Maia Active founder Lisa Ou remembers a time in China, just five years ago, when exercising was an all-out event. Getting a workout meant buying all the right gear, piling into a Jeep and driving to the side of a mountain and doing a day-long hike. It also meant big-name, all-encompassing sports brands, like Nike and Adidas, were front and center for consumers.
China’s health and wellness boom has driven sportswear growth to a point where it threatens to overtake luxury goods by 2020, according to a Euromonitor International report. In many cases luxury brands like Chanel and BMW are even beginning to embrace it. In response, the activewear market is rapidly starting to diversify, making room for smaller brands hoping to capture an increasingly discerning group of Chinese consumers. For these activewear shoppers, working out is less of an event and more of a lifestyle.
Ou knew this when starting her brand last year. With a fashion background—she graduated from Parsons School of Design and did a stint with J. Crew—she noticed a major gap in the market when she came to China. Simply put, she couldn’t find gym clothes she liked.
She noticed many of the international brands’ clothing weren’t well-suited to Chinese body types or to the climate. So she set off to create a higher-end, functional, stylish brand that would appeal specifically to Chinese consumers, with quality fabrics and a price tag that would be competitive with some of the leading international fitness apparel brands on the scene.
“Everybody can see that this market is going to be one of the biggest, and people want to have options,” Ou said. “The market is shifting in that consumers really want to express themselves and not have the same item as everyone else.”

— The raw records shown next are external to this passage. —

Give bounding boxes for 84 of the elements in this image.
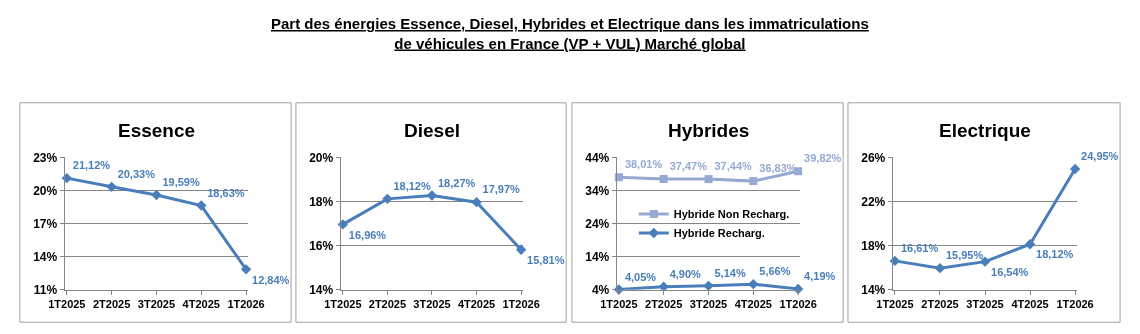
- data-label: 16,54%: [991, 265, 1029, 278]
- y-tick-label: 14%: [585, 249, 610, 264]
- x-tick-label: 1T2026: [779, 297, 817, 310]
- data-label: 24,95%: [1081, 150, 1119, 163]
- x-tick-label: 1T2026: [227, 297, 265, 310]
- y-tick-label: 14%: [861, 282, 886, 297]
- y-tick-label: 26%: [861, 150, 886, 165]
- x-tick-label: 4T2025: [734, 297, 772, 310]
- x-tick-label: 1T2025: [600, 297, 638, 310]
- data-label: 20,33%: [117, 168, 156, 181]
- data-label: 18,12%: [1036, 248, 1074, 261]
- point: [748, 278, 759, 290]
- x-tick-label: 4T2025: [182, 297, 220, 310]
- data-label: 5,14%: [714, 267, 746, 280]
- chart-title: Essence: [118, 120, 196, 141]
- data-label: 39,82%: [804, 152, 842, 165]
- x-tick-label: 3T2025: [413, 297, 451, 310]
- point: [471, 196, 482, 208]
- x-tick-label: 2T2025: [368, 297, 407, 310]
- point: [659, 175, 668, 183]
- x-tick-label: 1T2026: [1056, 297, 1094, 310]
- y-tick-label: 17%: [33, 216, 58, 231]
- x-tick-label: 4T2025: [1011, 297, 1049, 310]
- data-label: 38,01%: [624, 158, 663, 171]
- x-tick-label: 1T2025: [876, 297, 914, 310]
- data-label: 37,47%: [669, 160, 708, 173]
- text: Part des énergies Essence, Diesel, Hybrides et Electrique dans les immatriculations de véhicules en France (VP + VUL) Marché global: [271, 15, 869, 52]
- point: [934, 262, 946, 274]
- data-label: 15,95%: [945, 249, 984, 262]
- x-tick-label: 1T2025: [48, 297, 86, 310]
- y-tick-label: 4%: [591, 282, 610, 297]
- x-tick-label: 1T2025: [324, 297, 362, 310]
- data-label: 19,59%: [162, 176, 200, 189]
- x-tick-label: 2T2025: [92, 297, 131, 310]
- x-tick-label: 3T2025: [966, 297, 1004, 310]
- y-tick-label: 20%: [309, 150, 334, 165]
- point: [704, 175, 713, 184]
- y-tick-label: 14%: [309, 282, 334, 297]
- y-tick-label: 23%: [33, 150, 58, 165]
- data-label: 18,27%: [437, 176, 476, 189]
- chart-title: Hybrides: [668, 120, 750, 141]
- y-tick-label: 18%: [861, 238, 886, 253]
- y-tick-label: 11%: [33, 282, 58, 297]
- point: [515, 244, 527, 255]
- point: [151, 189, 162, 201]
- x-tick-label: 2T2025: [921, 297, 959, 310]
- legend-label: Hybride Non Recharg.: [673, 208, 790, 221]
- data-label: 17,97%: [482, 183, 521, 196]
- y-tick-label: 44%: [585, 150, 610, 165]
- y-tick-label: 22%: [861, 194, 886, 209]
- point: [1069, 163, 1081, 175]
- data-label: 18,12%: [393, 180, 431, 193]
- data-label: 16,96%: [348, 228, 387, 241]
- data-label: 36,83%: [759, 162, 797, 175]
- point: [1024, 239, 1036, 250]
- data-label: 4,90%: [669, 267, 702, 280]
- data-label: 15,81%: [527, 254, 565, 266]
- data-label: 4,05%: [624, 270, 657, 283]
- point: [889, 255, 901, 267]
- x-tick-label: 3T2025: [137, 297, 176, 310]
- data-label: 37,44%: [714, 160, 753, 173]
- legend-label: Hybride Recharg.: [673, 227, 765, 240]
- x-tick-label: 3T2025: [689, 297, 728, 310]
- point: [196, 200, 207, 211]
- y-tick-label: 14%: [33, 249, 58, 264]
- y-tick-label: 20%: [33, 183, 58, 198]
- y-tick-label: 24%: [585, 216, 610, 231]
- y-tick-label: 34%: [585, 183, 610, 198]
- y-tick-label: 18%: [309, 194, 334, 209]
- point: [426, 190, 438, 201]
- x-tick-label: 2T2025: [645, 297, 683, 310]
- data-label: 21,12%: [72, 159, 111, 172]
- data-label: 12,84%: [252, 273, 290, 286]
- point: [106, 181, 117, 193]
- x-tick-label: 4T2025: [457, 297, 496, 310]
- chart-title: Electrique: [939, 120, 1031, 141]
- point: [749, 177, 758, 186]
- y-tick-label: 16%: [309, 238, 334, 253]
- point: [382, 193, 393, 205]
- x-tick-label: 1T2026: [502, 297, 540, 310]
- point: [240, 264, 252, 275]
- data-label: 4,19%: [804, 270, 836, 283]
- chart-title: Diesel: [404, 120, 460, 141]
- data-label: 5,66%: [759, 265, 791, 278]
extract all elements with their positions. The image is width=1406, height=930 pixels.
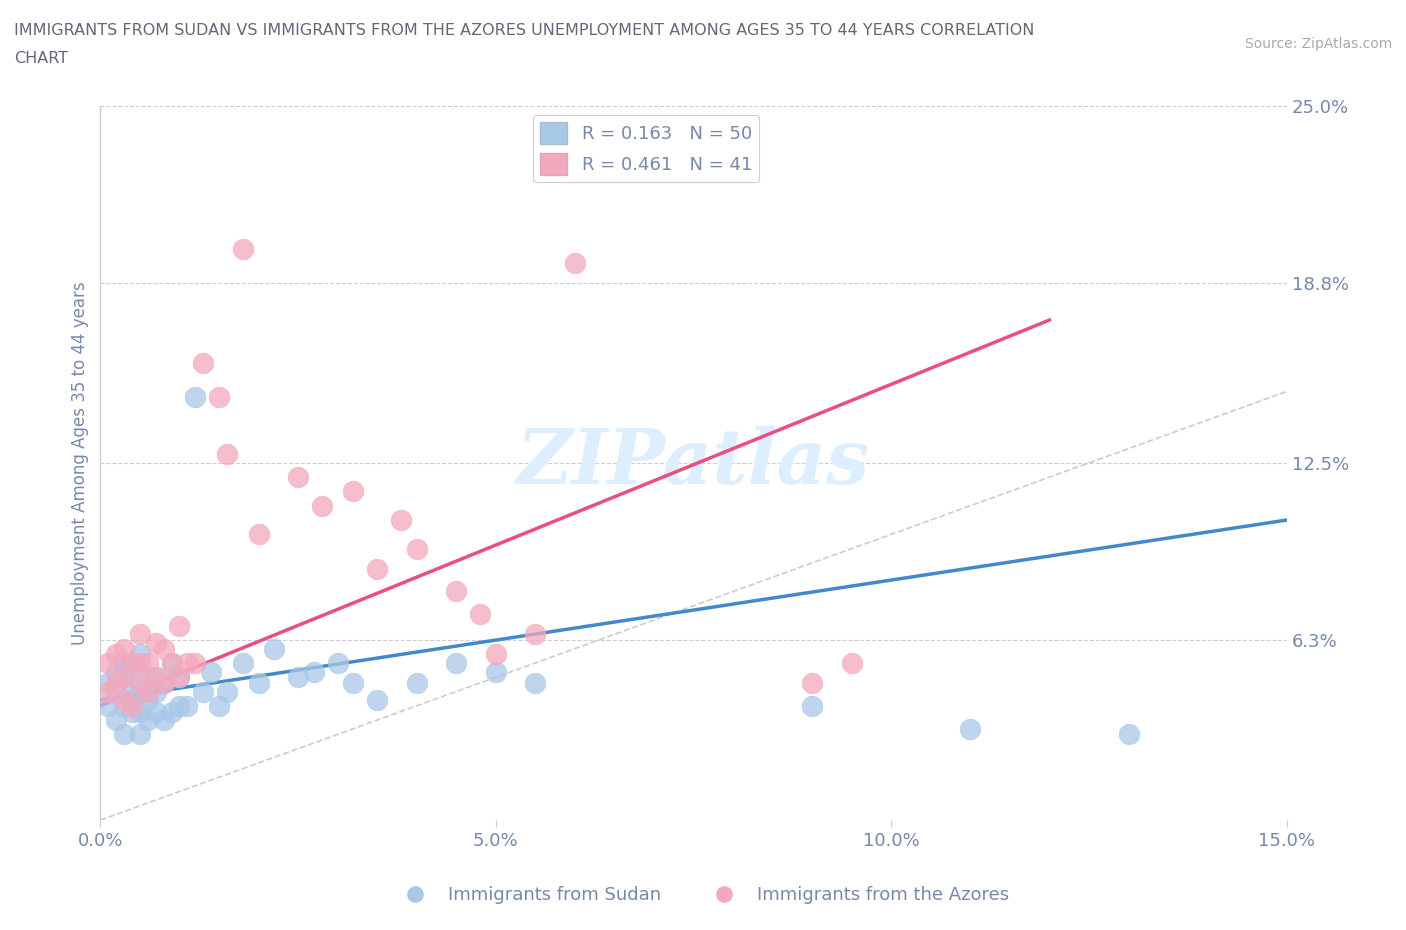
Point: [801, 675, 824, 690]
Point: [152, 712, 174, 727]
Point: [112, 670, 135, 684]
Point: [160, 656, 183, 671]
Point: [311, 498, 333, 513]
Point: [485, 664, 508, 679]
Point: [389, 512, 412, 527]
Point: [208, 698, 231, 713]
Point: [232, 241, 254, 256]
Point: [105, 647, 128, 662]
Point: [247, 527, 270, 542]
Point: [128, 627, 150, 642]
Point: [105, 712, 128, 727]
Point: [145, 704, 167, 719]
Point: [184, 390, 207, 405]
Legend: R = 0.163   N = 50, R = 0.461   N = 41: R = 0.163 N = 50, R = 0.461 N = 41: [533, 114, 759, 182]
Point: [136, 684, 159, 699]
Point: [152, 675, 174, 690]
Point: [145, 670, 167, 684]
Point: [468, 607, 491, 622]
Point: [105, 664, 128, 679]
Point: [105, 675, 128, 690]
Legend: Immigrants from Sudan, Immigrants from the Azores: Immigrants from Sudan, Immigrants from t…: [389, 879, 1017, 911]
Point: [841, 656, 863, 671]
Point: [405, 675, 427, 690]
Point: [342, 484, 364, 498]
Point: [121, 704, 143, 719]
Point: [405, 541, 427, 556]
Point: [112, 670, 135, 684]
Point: [128, 704, 150, 719]
Point: [105, 684, 128, 699]
Point: [366, 693, 388, 708]
Point: [485, 647, 508, 662]
Point: [97, 675, 120, 690]
Point: [176, 698, 198, 713]
Point: [112, 641, 135, 656]
Point: [215, 447, 238, 462]
Point: [128, 684, 150, 699]
Text: ZIPatlas: ZIPatlas: [517, 426, 870, 500]
Point: [263, 641, 285, 656]
Point: [524, 675, 547, 690]
Text: Source: ZipAtlas.com: Source: ZipAtlas.com: [1244, 37, 1392, 51]
Point: [169, 670, 191, 684]
Point: [121, 675, 143, 690]
Point: [176, 656, 198, 671]
Point: [446, 584, 468, 599]
Point: [342, 675, 364, 690]
Point: [193, 355, 215, 370]
Point: [121, 656, 143, 671]
Point: [97, 656, 120, 671]
Text: IMMIGRANTS FROM SUDAN VS IMMIGRANTS FROM THE AZORES UNEMPLOYMENT AMONG AGES 35 T: IMMIGRANTS FROM SUDAN VS IMMIGRANTS FROM…: [14, 23, 1035, 38]
Point: [152, 641, 174, 656]
Point: [112, 727, 135, 742]
Point: [801, 698, 824, 713]
Point: [169, 618, 191, 633]
Point: [247, 675, 270, 690]
Point: [169, 698, 191, 713]
Point: [121, 698, 143, 713]
Point: [136, 693, 159, 708]
Point: [121, 656, 143, 671]
Point: [232, 656, 254, 671]
Point: [121, 693, 143, 708]
Point: [160, 704, 183, 719]
Point: [112, 698, 135, 713]
Point: [128, 675, 150, 690]
Point: [97, 684, 120, 699]
Point: [184, 656, 207, 671]
Point: [145, 684, 167, 699]
Point: [128, 647, 150, 662]
Point: [160, 656, 183, 671]
Point: [136, 656, 159, 671]
Point: [287, 470, 309, 485]
Point: [564, 256, 586, 271]
Point: [193, 684, 215, 699]
Y-axis label: Unemployment Among Ages 35 to 44 years: Unemployment Among Ages 35 to 44 years: [72, 281, 89, 644]
Point: [145, 635, 167, 650]
Point: [200, 664, 222, 679]
Point: [287, 670, 309, 684]
Point: [959, 721, 981, 736]
Point: [524, 627, 547, 642]
Point: [136, 712, 159, 727]
Point: [112, 693, 135, 708]
Point: [326, 656, 349, 671]
Point: [208, 390, 231, 405]
Text: CHART: CHART: [14, 51, 67, 66]
Point: [97, 698, 120, 713]
Point: [446, 656, 468, 671]
Point: [1118, 727, 1140, 742]
Point: [145, 670, 167, 684]
Point: [169, 670, 191, 684]
Point: [302, 664, 325, 679]
Point: [215, 684, 238, 699]
Point: [112, 656, 135, 671]
Point: [136, 670, 159, 684]
Point: [128, 656, 150, 671]
Point: [128, 727, 150, 742]
Point: [152, 675, 174, 690]
Point: [366, 561, 388, 576]
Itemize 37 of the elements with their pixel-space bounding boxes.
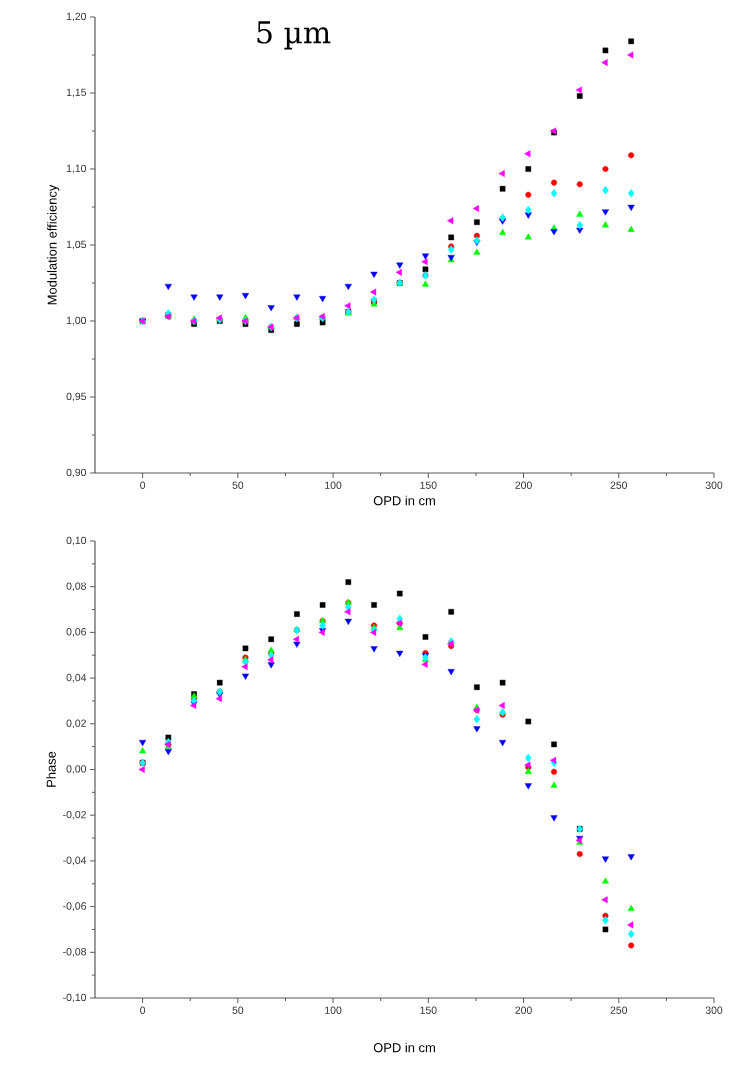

The proof so far, is in the sales. Since launching Maia Active in June 2016, Ou says Maia Active sales have grown five times from February to July, and she expects growth to continue at this rate. Most of her sales are currently through online channels, including Tmall. But, being a premium brand, she also does pop-up shops at luxury hotels and sells at boutique gyms. One such gym is Space Cycle, sandwiched between shops like Christian Louboutin and Kenzo in Beijing’s upscale shopping center Swire Taikoo Li.
Space Cycle, which is less a gym than it is a platform for fashion and fitness experiences, is one of those examples in China where luxury and fitness markets seem to collide. The gym claims to boast a membership portfolio that includes famous Chinese fashion KOLs and CEOs of big-name brands, who enjoy events and collaborations at the gym with brands like Mercedes-Benz and Armani. It’s here that Chinese activewear brands like Maia Active and Particle Fever are finding a market, and Ou said she believes it has a lot to do with how the definition of luxury is changing for China’s rising middle class.
“In the past you see people who want to buy luxury goods because they want to be seen carrying something that represents them, and they need the item to prove their status,” she said. “The shift of mentality that I personally see is people are more willing to invest in themselves, such as by traveling, going to cooking classes, or exercising. It’s not about a bag you wear everyday to show that you have money, but more about mental enrichment.”
China’s leading luxury department store Lane Crawford is also recognizing this shift in attitude and how it plays into fashion. Lane Crawford has a whole roster of international boutique sportswear brands and collections in its stores, ranging from Perfect Moment and Live the Process to NikeLab and Stella McCartney.
But in a sign that things are diversifying even further, this month Lane Crawford hosted its first fitness apparel pop-up featuring local designers. After receiving positive feedback from its Fitness Room pop-up last year, it launched Fitness x Fashion, featuring collections Chinese designers Helen Lee and Particle Fever, which was a winner in Lane Crawford’s Creative Call Out last year. The designers worked with Woolmark to launch two trendy, sustainable, and stylish capsule collections featuring Merino wool. Chinese supermodel and fitness enthusiast He Sui was the feature KOL for the collections.
Lane Crawford is well-known for its support of local designers, but its China VP Irene Lau said its decision to feature ones that focus on activewear was a move that reflected the shift in health and wellness as a lifestyle choice. Lau said it’s social media that largely drives these trends as young consumers are increasingly exposed to fitness and lifestyle icons both local and international.
“[These consumers] are looking for brands that successfully mix the sense of fashion with fitness,” she said. “The pieces that can easily work with their wardrobes are preferred.”
Particle Fever, one of Lane Crawford’s featured brands whose co-founder worked with Lady Gaga on her album ARTPOP, is finding a huge fanbase on social media for its eccentric, artsy, and fashionable spin on technical sportswear. Their collections are primarily unisex and offer the wearer multiple styles and ways of wearing one garment. Co-founder Da Jiusuo says she is confident that as Chinese gym-goers become more educated on the possibilities for quality fabrics and style, they are increasingly ready for something a little more unconventional.
“Chinese consumers are very smart and international right now, and sometimes, they are under-estimated,” she said. “We have launched so many very edgy pieces at the very forefront of sportswear design, and they are all being well-accepted.”